El concepto de parresia proveniente de la escuela cínica griega y retomado por Foucault en su teoría incluye la idea de que habría que tratar de vivir como se dice que hay que vivir. Solo nosotros sabemos cómo somos en la intimidad, pero la mayoría de ustedes, aun siendo de extrema izquierda, creo que podrían disfrutar de Top Gun: Maverick sin salir con ganas de afiliarse al partido demócrata o republicano.

La historia del cine latinoamericano es también la historia de cómo las élites de izquierda bajaron al territorio a decirle al pueblo trabajador que todo lo que les gustaba estaba mal y que todas sus formas de consumo eran producto de una relación de colonización cultural. Es el relato de cómo quién nunca tuvo hambre desciende a explicar qué es el hambre y cómo debe combatirse. De los 60 a esta parte la dinámica es la misma. Los resultados están a la vista. Quizá es tiempo de pensar otras formas de acercamiento.

En esa línea el rol del Estado debería ser más inteligente. Unificar marca, esfuerzos y contenidos. No tiene sentido que Cine.Ar, Contar y Encuentro funcionen por separado. Es absurdo que la idea de “Jueves estreno”, como un programa que permite estrenar films en simultáneo en salas alternativas y vía streaming, no sea una política consolidada.

Decía más arriba: nunca fue tan fácil acceder a una película argentina contemporánea como ahora. ¿Por qué no aunar esfuerzos en mejorar esa distribución y exhibición alternativa? Demonizar el streaming en términos abstractos es como demonizar la idea de internet.
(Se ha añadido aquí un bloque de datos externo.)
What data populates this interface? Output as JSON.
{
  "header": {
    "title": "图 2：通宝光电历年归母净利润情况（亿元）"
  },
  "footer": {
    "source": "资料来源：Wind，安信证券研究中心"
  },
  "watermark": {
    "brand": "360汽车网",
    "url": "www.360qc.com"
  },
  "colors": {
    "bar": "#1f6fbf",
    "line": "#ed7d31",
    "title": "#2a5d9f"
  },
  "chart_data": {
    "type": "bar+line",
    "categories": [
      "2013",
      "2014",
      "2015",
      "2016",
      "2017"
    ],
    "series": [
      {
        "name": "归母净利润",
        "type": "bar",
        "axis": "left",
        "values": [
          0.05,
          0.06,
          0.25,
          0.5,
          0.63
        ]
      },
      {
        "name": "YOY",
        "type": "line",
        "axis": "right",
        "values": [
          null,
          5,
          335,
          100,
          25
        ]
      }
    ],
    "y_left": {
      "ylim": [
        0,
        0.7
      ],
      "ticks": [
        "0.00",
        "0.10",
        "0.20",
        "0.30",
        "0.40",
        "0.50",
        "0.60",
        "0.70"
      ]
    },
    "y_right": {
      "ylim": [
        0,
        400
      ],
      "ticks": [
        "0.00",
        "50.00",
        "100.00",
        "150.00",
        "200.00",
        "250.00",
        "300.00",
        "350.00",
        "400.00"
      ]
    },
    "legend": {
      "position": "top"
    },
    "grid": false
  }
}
El problema sigue siendo la lógica de la producción imperante, que nunca puede salir de la idea de cobrar un subsidio para pasar a lo que sigue. Al igual que nuestro propio medio, demasiado acrítico para adentro y repleto de personas que están más interesadas en decir que hacen cine que en mostrar sus películas.

Necesitamos un medio diverso y plural. Necesitamos producciones grandes, chicas y pequeñas. Argentina debe tener tanques, producción intermedia y películas independientes. Debe tener y potenciar sus plataformas. No se puede apoyar a todos por igual. Sostener lo que no tiene lugar en el mercado es el rol del Estado, sin dejar de lado el impulso de buscar nuevos mercados donde eso pueda tener un espacio. Es la única forma de que el financiamiento se vuelva espiralado y virtuoso.
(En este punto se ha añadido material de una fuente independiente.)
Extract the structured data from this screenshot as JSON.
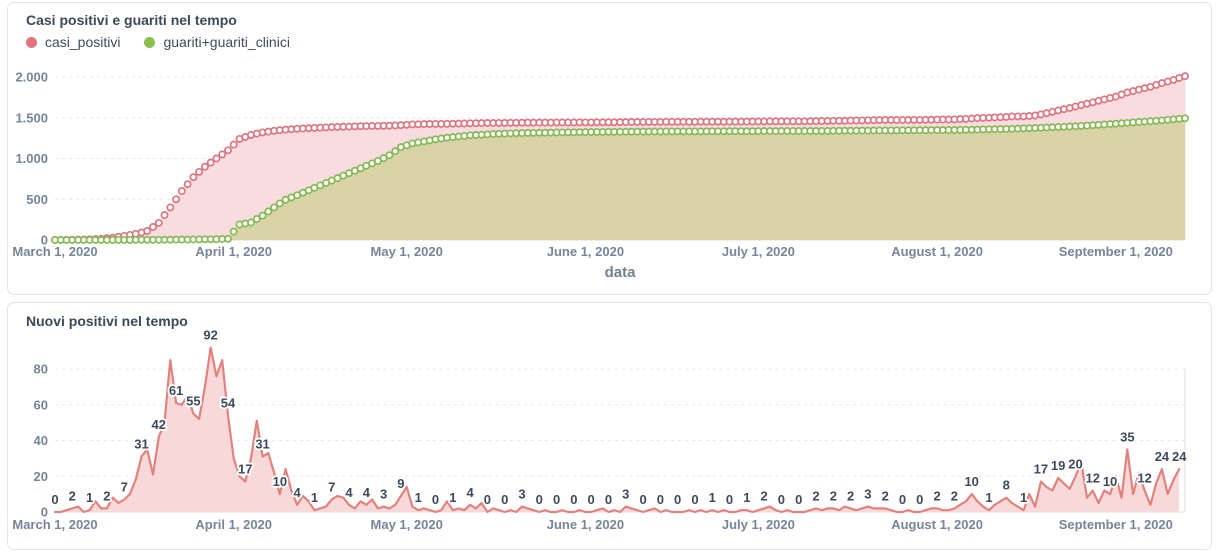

La encerrona actual, en un país con nuestras dificultades económicas, nos lleva a discusiones absurdas, casi caprichosas. Así como es un disparate hablar de “comunismo” en los términos caricaturescos en los que se refiere la derecha, también lo es ilustrar del mismo modo el capitalismo acelerado en el que vivimos.

Fomentar un público requiere tiempo, trabajo y esfuerzo. A lo mejor, que una generación sacrifique un poquito el sueño inmaculado de que su película se vea solo en una sala ayuda a que el cine argentino se haga más popular y federal; a que se generen más espectadores; a que la plataforma nacional y su marca crezcan; a que más cineclubes sean necesarios; a que el Estado fortalezca la red de espacios alternativos de exhibición; y a que, el día de mañana, más películas lleguen a los cines. Para quienes se dicen militantes, en un país donde usar esa palabra hizo correr tanta sangre de jóvenes a manos de la represión estatal, suena a un sacrificio razonable.